Chicken Vindaloo

20 ingredients
7 steps

Ingredients

  • Marinade
  • 2/3 cup malt vinegar
  • 1 1/2 teaspoons coriander seeds, crushed
  • 1 teaspoon cumin seed, crushed
  • 1 teaspoon red chili powder
  • 1/2 teaspoon turmeric
  • 3 garlic cloves, finely chopped
  • 1 teaspoon grated fresh ginger
  • 1 teaspoon salt
  • 1 1/2 teaspoons paprika
  • 1 tablespoon tomato paste
  • 1 pinch ground fenugreek
  • 1 1/4 cups water
  • Curry
  • 500 g boneless skinless chicken breasts, cut into 2 . 5cm dice
  • 1 tablespoon vegetable oil
  • 1 onion, sliced
  • 6 curry leaves
  • 1 large potato, peeled and cut into 2 . 5cm dice
  • 2 hot green chili peppers, seeded and finely chopped

Directions

  1. 1
    Marinade:.
  2. 2
    In a large bowl, combine all ingredients and stir to combine.

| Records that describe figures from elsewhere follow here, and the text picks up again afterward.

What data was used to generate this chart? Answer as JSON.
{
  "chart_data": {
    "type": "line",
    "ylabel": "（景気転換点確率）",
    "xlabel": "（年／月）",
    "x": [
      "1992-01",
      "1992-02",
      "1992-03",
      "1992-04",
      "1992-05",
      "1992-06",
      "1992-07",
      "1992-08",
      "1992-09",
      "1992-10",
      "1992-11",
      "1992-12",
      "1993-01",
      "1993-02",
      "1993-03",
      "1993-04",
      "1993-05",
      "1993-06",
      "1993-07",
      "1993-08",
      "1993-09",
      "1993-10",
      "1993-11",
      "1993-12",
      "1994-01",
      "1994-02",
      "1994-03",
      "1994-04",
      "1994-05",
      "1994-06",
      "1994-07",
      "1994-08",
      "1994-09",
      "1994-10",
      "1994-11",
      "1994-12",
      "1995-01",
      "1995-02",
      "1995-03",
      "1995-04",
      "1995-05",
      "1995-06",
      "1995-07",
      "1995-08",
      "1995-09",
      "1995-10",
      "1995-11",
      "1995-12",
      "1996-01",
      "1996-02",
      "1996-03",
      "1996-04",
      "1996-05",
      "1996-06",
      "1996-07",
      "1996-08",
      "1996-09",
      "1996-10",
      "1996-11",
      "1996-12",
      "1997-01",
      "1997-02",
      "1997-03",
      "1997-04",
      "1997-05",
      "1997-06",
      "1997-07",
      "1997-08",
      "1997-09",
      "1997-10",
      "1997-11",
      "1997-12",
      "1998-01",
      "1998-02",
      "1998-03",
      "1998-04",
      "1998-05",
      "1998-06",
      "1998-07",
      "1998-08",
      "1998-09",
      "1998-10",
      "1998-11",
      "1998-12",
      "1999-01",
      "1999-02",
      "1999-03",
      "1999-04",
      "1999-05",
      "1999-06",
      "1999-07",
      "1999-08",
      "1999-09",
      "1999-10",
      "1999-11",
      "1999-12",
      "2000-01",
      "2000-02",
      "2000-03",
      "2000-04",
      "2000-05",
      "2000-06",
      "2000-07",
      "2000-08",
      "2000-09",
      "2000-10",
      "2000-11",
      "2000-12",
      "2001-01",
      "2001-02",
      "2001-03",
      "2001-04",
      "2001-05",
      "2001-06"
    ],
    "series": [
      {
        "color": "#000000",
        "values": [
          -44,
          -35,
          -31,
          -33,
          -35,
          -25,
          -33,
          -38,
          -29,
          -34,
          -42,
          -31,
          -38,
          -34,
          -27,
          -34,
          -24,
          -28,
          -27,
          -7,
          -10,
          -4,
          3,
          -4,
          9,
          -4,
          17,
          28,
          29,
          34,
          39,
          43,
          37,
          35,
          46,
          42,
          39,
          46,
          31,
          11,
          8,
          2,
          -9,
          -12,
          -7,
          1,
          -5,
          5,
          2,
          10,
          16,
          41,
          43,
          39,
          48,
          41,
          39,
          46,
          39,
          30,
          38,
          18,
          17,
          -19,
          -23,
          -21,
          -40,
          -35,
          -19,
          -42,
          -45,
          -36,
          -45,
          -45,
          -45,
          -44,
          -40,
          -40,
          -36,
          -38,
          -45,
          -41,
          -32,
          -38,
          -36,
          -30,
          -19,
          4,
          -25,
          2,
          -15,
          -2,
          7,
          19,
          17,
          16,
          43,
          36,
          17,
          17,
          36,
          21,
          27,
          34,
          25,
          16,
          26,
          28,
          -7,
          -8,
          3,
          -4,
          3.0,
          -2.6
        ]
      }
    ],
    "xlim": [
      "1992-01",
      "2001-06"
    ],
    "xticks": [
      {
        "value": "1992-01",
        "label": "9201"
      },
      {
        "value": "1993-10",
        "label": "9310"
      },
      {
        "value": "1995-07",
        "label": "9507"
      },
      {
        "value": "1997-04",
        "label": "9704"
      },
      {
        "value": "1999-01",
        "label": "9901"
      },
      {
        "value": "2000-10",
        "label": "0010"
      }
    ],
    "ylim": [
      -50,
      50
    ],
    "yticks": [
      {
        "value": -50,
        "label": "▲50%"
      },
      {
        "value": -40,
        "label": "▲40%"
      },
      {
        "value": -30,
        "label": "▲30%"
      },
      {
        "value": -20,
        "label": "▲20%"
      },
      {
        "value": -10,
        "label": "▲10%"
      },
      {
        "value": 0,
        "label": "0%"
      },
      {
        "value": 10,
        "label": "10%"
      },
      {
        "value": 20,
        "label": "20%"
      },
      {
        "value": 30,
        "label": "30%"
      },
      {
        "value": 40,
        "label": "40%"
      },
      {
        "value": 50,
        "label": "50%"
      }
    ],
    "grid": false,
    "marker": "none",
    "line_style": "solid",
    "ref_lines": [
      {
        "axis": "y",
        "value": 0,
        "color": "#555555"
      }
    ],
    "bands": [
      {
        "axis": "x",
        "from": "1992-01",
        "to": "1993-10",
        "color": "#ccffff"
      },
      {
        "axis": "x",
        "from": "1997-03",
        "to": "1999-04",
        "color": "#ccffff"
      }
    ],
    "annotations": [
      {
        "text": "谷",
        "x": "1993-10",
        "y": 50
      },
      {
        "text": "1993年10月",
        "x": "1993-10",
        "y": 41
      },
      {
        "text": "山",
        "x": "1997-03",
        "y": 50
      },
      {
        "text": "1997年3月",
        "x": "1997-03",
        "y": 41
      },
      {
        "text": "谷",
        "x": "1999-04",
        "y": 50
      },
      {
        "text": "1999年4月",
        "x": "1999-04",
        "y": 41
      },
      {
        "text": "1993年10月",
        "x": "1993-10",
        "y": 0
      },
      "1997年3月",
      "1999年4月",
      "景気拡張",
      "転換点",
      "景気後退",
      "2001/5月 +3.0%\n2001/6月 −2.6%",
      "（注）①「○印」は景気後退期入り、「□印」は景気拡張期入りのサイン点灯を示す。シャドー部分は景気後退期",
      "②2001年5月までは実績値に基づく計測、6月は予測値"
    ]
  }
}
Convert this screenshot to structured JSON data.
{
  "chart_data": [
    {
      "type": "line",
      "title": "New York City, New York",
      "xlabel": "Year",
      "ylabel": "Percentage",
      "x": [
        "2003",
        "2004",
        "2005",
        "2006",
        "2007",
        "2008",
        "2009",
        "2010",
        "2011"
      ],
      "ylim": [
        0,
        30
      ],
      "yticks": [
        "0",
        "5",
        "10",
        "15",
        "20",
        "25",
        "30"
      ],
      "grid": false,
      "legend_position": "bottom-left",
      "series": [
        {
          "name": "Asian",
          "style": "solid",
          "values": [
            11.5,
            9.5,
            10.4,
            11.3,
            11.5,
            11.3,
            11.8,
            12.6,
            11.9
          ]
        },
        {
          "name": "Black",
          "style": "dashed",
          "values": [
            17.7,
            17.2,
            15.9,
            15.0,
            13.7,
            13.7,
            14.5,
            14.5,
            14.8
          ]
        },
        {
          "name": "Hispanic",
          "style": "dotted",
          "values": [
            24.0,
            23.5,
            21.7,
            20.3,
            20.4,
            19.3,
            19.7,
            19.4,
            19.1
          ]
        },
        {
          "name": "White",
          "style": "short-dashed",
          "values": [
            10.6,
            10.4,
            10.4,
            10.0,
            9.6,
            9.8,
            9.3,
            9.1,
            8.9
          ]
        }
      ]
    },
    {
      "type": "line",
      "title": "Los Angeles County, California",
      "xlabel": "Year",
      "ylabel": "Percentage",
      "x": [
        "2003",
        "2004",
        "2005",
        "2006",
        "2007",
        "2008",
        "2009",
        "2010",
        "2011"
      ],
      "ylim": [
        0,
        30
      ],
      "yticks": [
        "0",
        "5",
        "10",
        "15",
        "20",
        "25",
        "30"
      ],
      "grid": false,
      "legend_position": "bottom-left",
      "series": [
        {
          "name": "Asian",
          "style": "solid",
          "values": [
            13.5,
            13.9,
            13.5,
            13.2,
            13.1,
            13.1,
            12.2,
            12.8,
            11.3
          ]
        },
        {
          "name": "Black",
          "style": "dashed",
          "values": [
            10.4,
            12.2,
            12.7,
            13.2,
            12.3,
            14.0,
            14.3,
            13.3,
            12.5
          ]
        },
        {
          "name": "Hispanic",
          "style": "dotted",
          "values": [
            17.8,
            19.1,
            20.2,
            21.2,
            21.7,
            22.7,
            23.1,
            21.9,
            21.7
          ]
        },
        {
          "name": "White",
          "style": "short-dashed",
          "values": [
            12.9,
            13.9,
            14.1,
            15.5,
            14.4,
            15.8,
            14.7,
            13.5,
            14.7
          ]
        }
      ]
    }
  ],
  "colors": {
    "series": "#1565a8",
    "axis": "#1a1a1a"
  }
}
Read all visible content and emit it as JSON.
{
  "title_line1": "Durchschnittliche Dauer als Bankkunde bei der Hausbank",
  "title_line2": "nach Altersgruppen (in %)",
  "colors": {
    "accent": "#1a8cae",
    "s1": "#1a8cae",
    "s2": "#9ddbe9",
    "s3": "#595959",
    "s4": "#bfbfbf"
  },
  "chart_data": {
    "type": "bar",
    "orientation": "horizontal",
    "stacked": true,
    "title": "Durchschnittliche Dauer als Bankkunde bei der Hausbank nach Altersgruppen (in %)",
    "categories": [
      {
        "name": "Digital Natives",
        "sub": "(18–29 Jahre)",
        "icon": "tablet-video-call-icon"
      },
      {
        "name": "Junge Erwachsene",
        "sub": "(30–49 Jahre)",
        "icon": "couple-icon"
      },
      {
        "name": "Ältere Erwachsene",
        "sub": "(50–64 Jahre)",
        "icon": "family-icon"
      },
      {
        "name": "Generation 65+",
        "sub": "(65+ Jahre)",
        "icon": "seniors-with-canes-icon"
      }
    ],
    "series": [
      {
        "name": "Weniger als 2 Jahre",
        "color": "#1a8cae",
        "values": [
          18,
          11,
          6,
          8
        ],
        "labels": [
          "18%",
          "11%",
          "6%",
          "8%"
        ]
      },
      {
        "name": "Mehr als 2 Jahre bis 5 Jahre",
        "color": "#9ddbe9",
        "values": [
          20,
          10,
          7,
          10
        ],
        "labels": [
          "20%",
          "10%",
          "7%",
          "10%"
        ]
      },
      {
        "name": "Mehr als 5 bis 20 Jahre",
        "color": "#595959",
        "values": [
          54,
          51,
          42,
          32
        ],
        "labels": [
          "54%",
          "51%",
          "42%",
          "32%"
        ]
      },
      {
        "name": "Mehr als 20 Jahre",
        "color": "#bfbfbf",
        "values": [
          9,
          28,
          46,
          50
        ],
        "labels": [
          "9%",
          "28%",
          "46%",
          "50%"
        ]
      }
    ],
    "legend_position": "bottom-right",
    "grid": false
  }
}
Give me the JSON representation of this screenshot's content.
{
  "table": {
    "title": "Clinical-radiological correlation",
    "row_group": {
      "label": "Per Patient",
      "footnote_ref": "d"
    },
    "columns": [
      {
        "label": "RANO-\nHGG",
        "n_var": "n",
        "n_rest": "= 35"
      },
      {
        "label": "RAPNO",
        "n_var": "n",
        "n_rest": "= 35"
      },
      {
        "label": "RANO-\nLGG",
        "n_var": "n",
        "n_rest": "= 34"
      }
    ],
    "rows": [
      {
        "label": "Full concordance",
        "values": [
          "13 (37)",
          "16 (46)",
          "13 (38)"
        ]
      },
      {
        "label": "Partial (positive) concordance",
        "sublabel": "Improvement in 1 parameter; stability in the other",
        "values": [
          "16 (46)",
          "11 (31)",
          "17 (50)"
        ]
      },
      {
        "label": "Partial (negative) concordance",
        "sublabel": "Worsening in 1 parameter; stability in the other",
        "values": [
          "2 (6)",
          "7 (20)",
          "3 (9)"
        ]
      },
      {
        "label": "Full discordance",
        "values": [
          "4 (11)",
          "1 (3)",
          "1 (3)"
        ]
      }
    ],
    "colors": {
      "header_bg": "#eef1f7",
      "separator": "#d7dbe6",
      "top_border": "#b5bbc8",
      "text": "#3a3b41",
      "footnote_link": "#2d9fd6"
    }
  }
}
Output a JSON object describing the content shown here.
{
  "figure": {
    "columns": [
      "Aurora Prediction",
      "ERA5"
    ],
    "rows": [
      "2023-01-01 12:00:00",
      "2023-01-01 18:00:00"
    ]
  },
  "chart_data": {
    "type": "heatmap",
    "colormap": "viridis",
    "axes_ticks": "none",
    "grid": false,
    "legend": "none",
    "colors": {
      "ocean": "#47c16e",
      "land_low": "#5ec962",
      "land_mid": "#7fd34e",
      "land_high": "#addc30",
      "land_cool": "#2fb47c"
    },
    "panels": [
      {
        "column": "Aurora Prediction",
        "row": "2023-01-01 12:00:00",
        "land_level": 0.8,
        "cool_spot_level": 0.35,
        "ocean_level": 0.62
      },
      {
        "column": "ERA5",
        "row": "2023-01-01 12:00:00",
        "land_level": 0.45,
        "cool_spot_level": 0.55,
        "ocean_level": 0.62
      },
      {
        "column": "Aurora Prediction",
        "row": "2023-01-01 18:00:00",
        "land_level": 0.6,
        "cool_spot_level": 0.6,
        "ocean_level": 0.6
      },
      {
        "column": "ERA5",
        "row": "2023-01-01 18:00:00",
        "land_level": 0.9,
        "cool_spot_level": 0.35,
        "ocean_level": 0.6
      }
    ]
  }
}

Add the chicken and toss to coat. Refrigerate 30 minutes.
  3. 3
    Curry:.
  4. 4
    In a wok or skillet, heat the oil over medium heat and fry onion and curry leaves until onion is soft (about 5 minutes).
  5. 5
    Reduce the heat and add the chicken and marinade and fry for 2 minutes.
  6. 6
    Add the potato, cover and simmer until potato and chicken are tender (about 15 minutes).
  7. 7
    remove from the heat and stir through the chilies. Serve over rice or with naan.